I can NEVER hear "Far From The Home I Love" from Fiddler on the Roof without choking back sobs. Hodel is leaving to go join her fiance in Siberia. She and her father are waiting at the train station, knowing they'll probably never see each other again (I started crying just writing that sentence). She's trying to make him understand why she's going. In the movie, as she's singing, her life starts flashing before Tevye's eyes.
I have a Pavlovian response.
"Helpless now I stand with him, watching older dreams grow dim..."

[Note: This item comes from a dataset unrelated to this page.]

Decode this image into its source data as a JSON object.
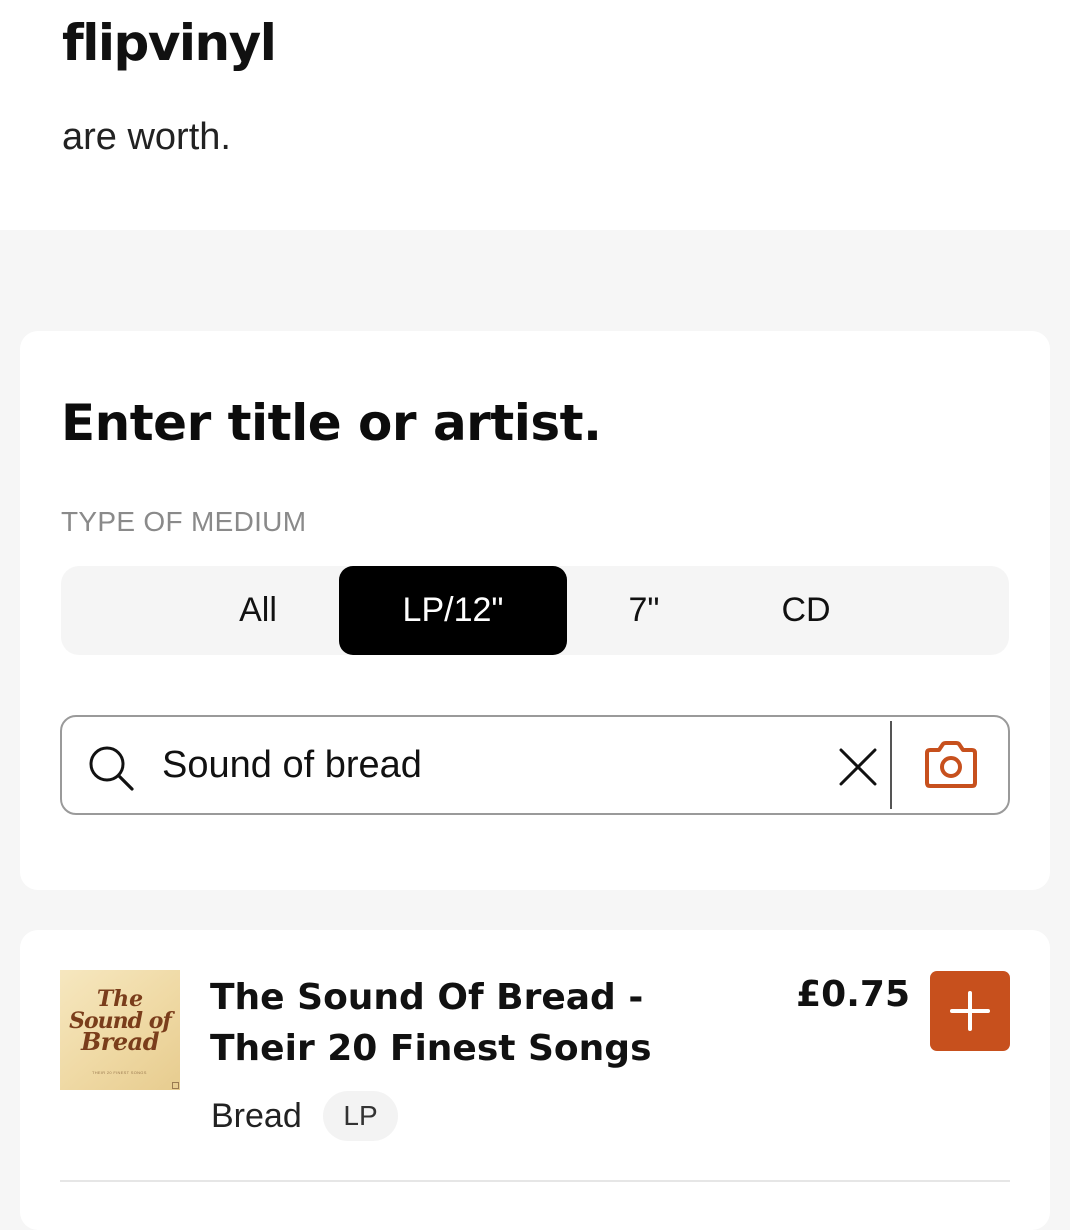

By the end of the song, when she says, "Papa, God alone knows when we shall see each other again", and he replies "Then we shall leave it in his hands......", I'm a complete mess.
This song is on my iPod in the car, and if I've got mascara on, I always skip over it. I've tried to listen to it without crying. I can't do it. I've cried three times writing this post.
I've always been so attracted to movies/books about Jews or Russians. The melancholy that is inherent in those cultures hits a spot for me. And Fiddler on the Roof, which is about Russian Jews, was always an obvious home run for me.
Although, I will say, it's not just the lyrics that speak to me. I accidentally downloaded another version of this song, a newer version. And I almost threw up listening to it. The singers had no Jew in their voice.
You cannot sing Fiddler on the Roof songs with no Jew in your voice.